高純度のエビアン水にも残留農薬 スイス研究所が検出

エビアンは1826年に販売が始まり、1970年にダノン・ブランドになった。 Keystone / Martin Ruetschi

ミネラルウォーター「エビアン」から、スイスで使用が禁止されている農業用殺菌剤クロロタロニルの残留農薬が検出された。日曜紙ゾンタークスツァイトゥングが報じた。

このコンテンツは 2020/07/13 11:20
swissinfo.ch/ds

スイス連邦給水・排水浄化・水域保護研究所(Eawag)で、エビアン水1リットル当たり6ナノグラムのクロロタロニルが検出された。

検出された残留農薬の濃度は法律で定められた基準値をはるかに下回るため、健康に害はない。しかし、今回の検出は重大事項として受け止められている。

アルプス山脈の中心部から直接湧き出るエビアン水は、科学者が測定器の校正に使うほど純度が高い。

ボーデンゼー・ラインの水道事業協同連盟AWBRのロマン・ヴィジェット会長は、独語圏スイス誌の取材に対し「人間の影響をほとんど受けないフランスアルプスのエビアンの源泉にでさえ、残留農薬が含まれているという事実は憂慮すべきだ。これらの物質はあまりにも不注意に扱われている」と語った。

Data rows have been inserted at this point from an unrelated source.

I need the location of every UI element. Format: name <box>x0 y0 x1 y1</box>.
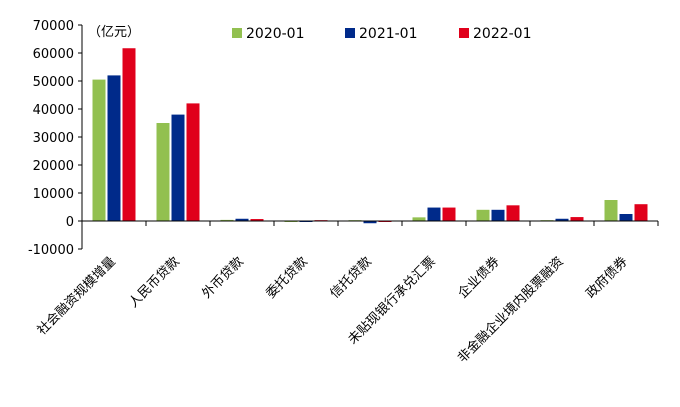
y-tick-label: 60000 <box>33 47 74 62</box>
legend-label-2020-01: 2020-01 <box>246 26 305 42</box>
bar <box>250 219 264 221</box>
bar <box>570 217 584 221</box>
bar <box>107 75 121 222</box>
bar <box>363 221 377 224</box>
bar <box>555 218 569 221</box>
bar <box>171 114 185 221</box>
x-tick-label: 外币贷款 <box>199 254 246 301</box>
y-tick-label: 20000 <box>33 159 74 174</box>
bar <box>619 214 633 221</box>
bar <box>122 48 136 221</box>
bar <box>491 209 505 221</box>
x-tick-label: 企业债券 <box>455 254 503 302</box>
y-axis: 70000 60000 50000 40000 30000 20000 10000 0 -100… <box>28 19 83 258</box>
y-tick-label: 0 <box>66 215 74 230</box>
y-tick-label: 50000 <box>33 75 74 90</box>
bar <box>235 218 249 221</box>
bar <box>442 207 456 221</box>
bar <box>634 204 648 221</box>
x-tick-label: 非金融企业境内股票融资 <box>454 254 566 366</box>
bar <box>92 79 106 221</box>
y-tick-label: 70000 <box>33 19 74 34</box>
x-tick-label: 信托贷款 <box>327 254 374 301</box>
x-tick-label: 人民币贷款 <box>126 254 183 311</box>
bar <box>604 200 618 221</box>
bar <box>476 209 490 221</box>
bar <box>186 103 200 221</box>
bars <box>92 48 648 224</box>
bar <box>156 123 170 221</box>
x-tick-label: 政府债券 <box>583 254 631 302</box>
unit-label: （亿元） <box>88 25 140 40</box>
bar <box>220 219 234 221</box>
y-tick-label: -10000 <box>28 243 74 258</box>
y-tick-label: 10000 <box>33 187 74 202</box>
y-tick-label: 40000 <box>33 103 74 118</box>
bar <box>506 205 520 221</box>
y-tick-label: 30000 <box>33 131 74 146</box>
legend-swatch-2021-01 <box>345 28 355 38</box>
bar <box>427 207 441 221</box>
legend-swatch-2022-01 <box>459 28 469 38</box>
x-tick-label: 委托贷款 <box>263 254 310 301</box>
legend-label-2022-01: 2022-01 <box>473 26 532 42</box>
legend: 2020-01 2021-01 2022-01 <box>232 26 532 42</box>
bar <box>412 217 426 221</box>
x-tick-label: 社会融资规模增量 <box>34 254 119 339</box>
legend-swatch-2020-01 <box>232 28 242 38</box>
legend-label-2021-01: 2021-01 <box>359 26 418 42</box>
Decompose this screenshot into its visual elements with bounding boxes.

エビアンは、仏多国籍企業ダノンが保有するミネラルウォーターブランド。水は、レマン湖南岸の仏エビアン・レ・バン近くにある複数の水源から採水されている。

エヴィアンから検出されたクロロタロニルの濃度は、「チューリヒ湖の水と同じ位だ」と、Eawag研究チームの一人、ユリアーネ・ホレンダー氏は述べている。

農薬クロロタロニルは、スイス連邦経済省農業局(BLW/OFAG)が1970年代に使用許可を出した。しかしスイス政府は昨年、新たな研究結果に基づき、クロロタロニルを「発がん性の恐れがある」農薬に再指定。2020年初頭から使用を禁止している。